Наступила странная пауза, педиатр стучал Костю по спине, тот кашлял и наконец махнул рукой, дескать, не надо, дальше сам справлюсь. И педиатр продолжил:

– Да, Валя. Работал с ней, присматривался, решил, что девочка мне эта очень подходит, потом – что я её полюбил. Уговорил себя, уломал. Стал оказывать знаки внимания. В театр приглашать. В кино, в кафе, на институтских мероприятиях – с ней под ручку… И все поняли, что я к ней неравнодушен, обрадовались, что, похоже, Абрамович, я то есть, угомонился, и она, конечно, поняла… Но я всё, знаете, как-то не решался сделать это ответственное предложение. И не было такого, извините, желания в постель её поскорее затащить. Странно это, вроде всё при ней, а такого неодолимого желания, которое мне очень хорошо тогда уже было знакомо, не рождалось. Тянул, откладывал, ждал какого-то удобного случая для предложения руки, сердца и всего прочего. Но чего-то всё не делал, отлынивал – у меня к тому же одно предыдущее увлечение ещё не завершилось… Ах, девчонка была отличная, Рената, татарка, с ума сойти какая, не мог я её в одночасье бросить. Ну и жениться на ней – тоже, родители у неё очень хорошие, но строгие были – всё-таки хоть и партийные, но в душе мусульмане. Я им в качестве мужа, с одной стороны, категорически не нравился, мне они – тоже, но, с другой стороны, из дружбы народов и любви к дочери они меня терпели в качестве «жениха»… Это были особенные татары, их вообще много таких, то есть если бы я вам дал бы их фото и спросил бы, кто это, татары или датчане, – вы бы сказали, что, конечно, датчане, они светлоглазые блондины, ничего тюркского. И татары. Что говорит о том, что не только поскреби всякого русского, обнаружишь татарина, но и наоборот. Ладно, а то я сейчас про Ренату эту поэму сложу… Не буду, не надо, это была половая привязка, как тогда говорили.

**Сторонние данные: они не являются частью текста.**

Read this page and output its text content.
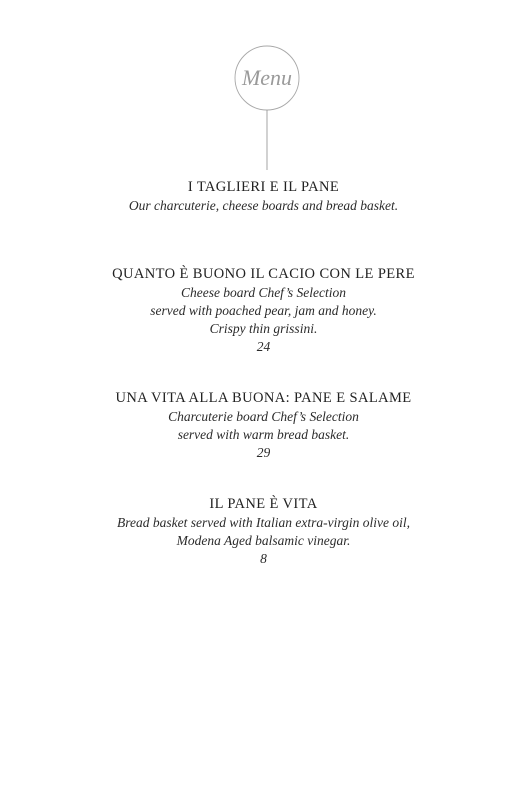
Menu

I TAGLIERI E IL PANE

Our charcuterie, cheese boards and bread basket.

QUANTO È BUONO IL CACIO CON LE PERE

Cheese board Chef’s Selection

served with poached pear, jam and honey.

Crispy thin grissini.

24

UNA VITA ALLA BUONA: PANE E SALAME

Charcuterie board Chef’s Selection

served with warm bread basket.

29

IL PANE È VITA

Bread basket served with Italian extra-virgin olive oil,

Modena Aged balsamic vinegar.

8
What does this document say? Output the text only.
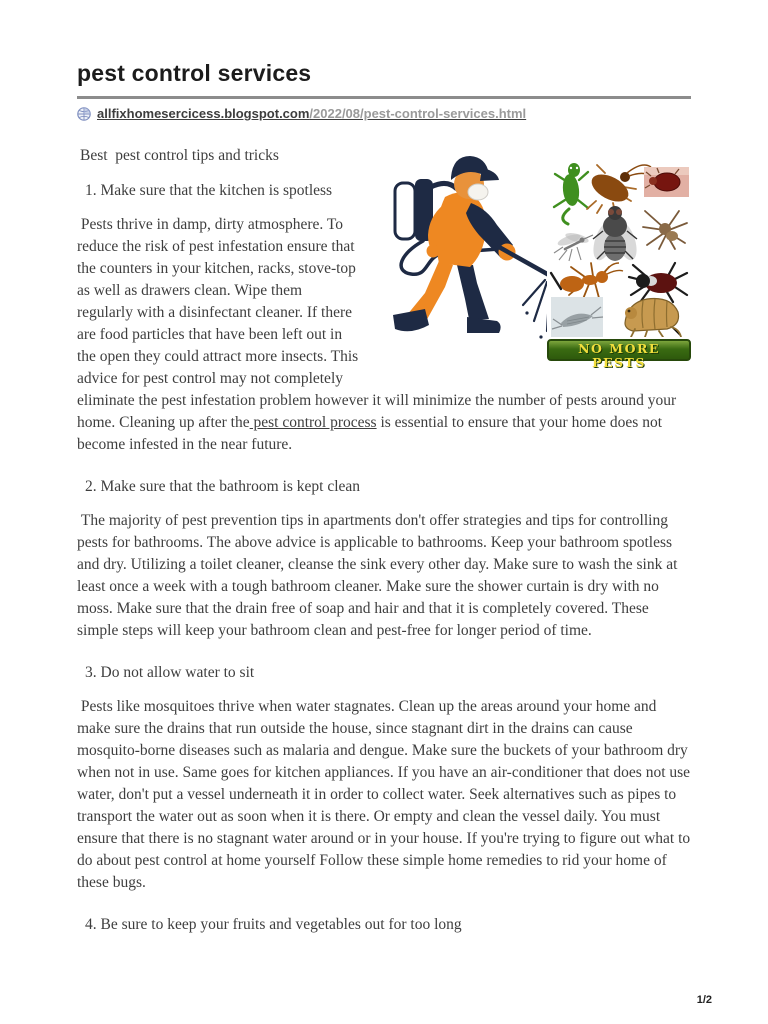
pest control services
allfixhomesercicess.blogspot.com/2022/08/pest-control-services.html
NO MORE PESTS

Best  pest control tips and tricks

1. Make sure that the kitchen is spotless

Pests thrive in damp, dirty atmosphere. To reduce the risk of pest infestation ensure that the counters in your kitchen, racks, stove-top as well as drawers clean. Wipe them regularly with a disinfectant cleaner. If there are food particles that have been left out in the open they could attract more insects. This advice for pest control may not completely eliminate the pest infestation problem however it will minimize the number of pests around your home. Cleaning up after the pest control process is essential to ensure that your home does not become infested in the near future.

2. Make sure that the bathroom is kept clean

The majority of pest prevention tips in apartments don't offer strategies and tips for controlling pests for bathrooms. The above advice is applicable to bathrooms. Keep your bathroom spotless and dry. Utilizing a toilet cleaner, cleanse the sink every other day. Make sure to wash the sink at least once a week with a tough bathroom cleaner. Make sure the shower curtain is dry with no moss. Make sure that the drain free of soap and hair and that it is completely covered. These simple steps will keep your bathroom clean and pest-free for longer period of time.

3. Do not allow water to sit

Pests like mosquitoes thrive when water stagnates. Clean up the areas around your home and make sure the drains that run outside the house, since stagnant dirt in the drains can cause mosquito-borne diseases such as malaria and dengue. Make sure the buckets of your bathroom dry when not in use. Same goes for kitchen appliances. If you have an air-conditioner that does not use water, don't put a vessel underneath it in order to collect water. Seek alternatives such as pipes to transport the water out as soon when it is there. Or empty and clean the vessel daily. You must ensure that there is no stagnant water around or in your house. If you're trying to figure out what to do about pest control at home yourself Follow these simple home remedies to rid your home of these bugs.

4. Be sure to keep your fruits and vegetables out for too long

1/2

Она гинеколог, на два курса моложе меня, в роддоме мы с ней познакомились, она вела одну роженицу, а я потом младенцем её занимался, в роддоме мы в первый раз и, так сказать, да… Я, знаете ли, от юношеских своих принципов, которые мама в меня вдолбила, уже тогда дальше некуда отошёл и, извините, нагло пользовался успехом своим и положением, быстро находил со всеми общий язык, просто стыдно вспоминать… Но всё по-честному, никому ничего не обещал; ох, бедные русские женщины, и нерусские тоже, простите меня, грешного…

Педиатр вдруг встал на колени и перекрестился, глядя на храм, возвышавшийся над гольф-клубом, поднялся, отряхнулся и вернулся в рассказ как ни в чём не бывало.

– И тут нас на пару с Валей и с явным намёком посылают в Болгарию. Заботилось, повторяю, начальство о ценных кадрах. Знаете, как Суворов своих отвоевавших чудо-богатырей женил. Ставил их в строй, напротив – своих крепостных девок на выданье, и на глаз – глазомер, быстрота и натиск, великое дело – определял, кому с кем жить. Стерпится – слюбится… И не ошибался. Правда, конечно, никто не проверял. И в не совсем ещё далёкую пору как в сёлах народ женили? Что родители, зла, что ли, своим детям желали? Нет, смотрели, выбирали, думали, как достойную партию им устроить, чтобы внуки здоровые были, и было бы их много, – они решали, не дети. А в тех редких случаях, когда отпрыски бунтовали, не соглашались, так как у них, видите ли, великая любовь на стороне, про эти исключения из правил сразу романы писать начинали, чем постепенно испортили, надо сказать, в смысле нравственности наше народонаселение, это я вам как пламенный реакционер говорю… Но тогда решал я, а точнее, всё никак не мог решить, думал, в Болгарии всё сделаю, но не сделал, а наделал таких делов…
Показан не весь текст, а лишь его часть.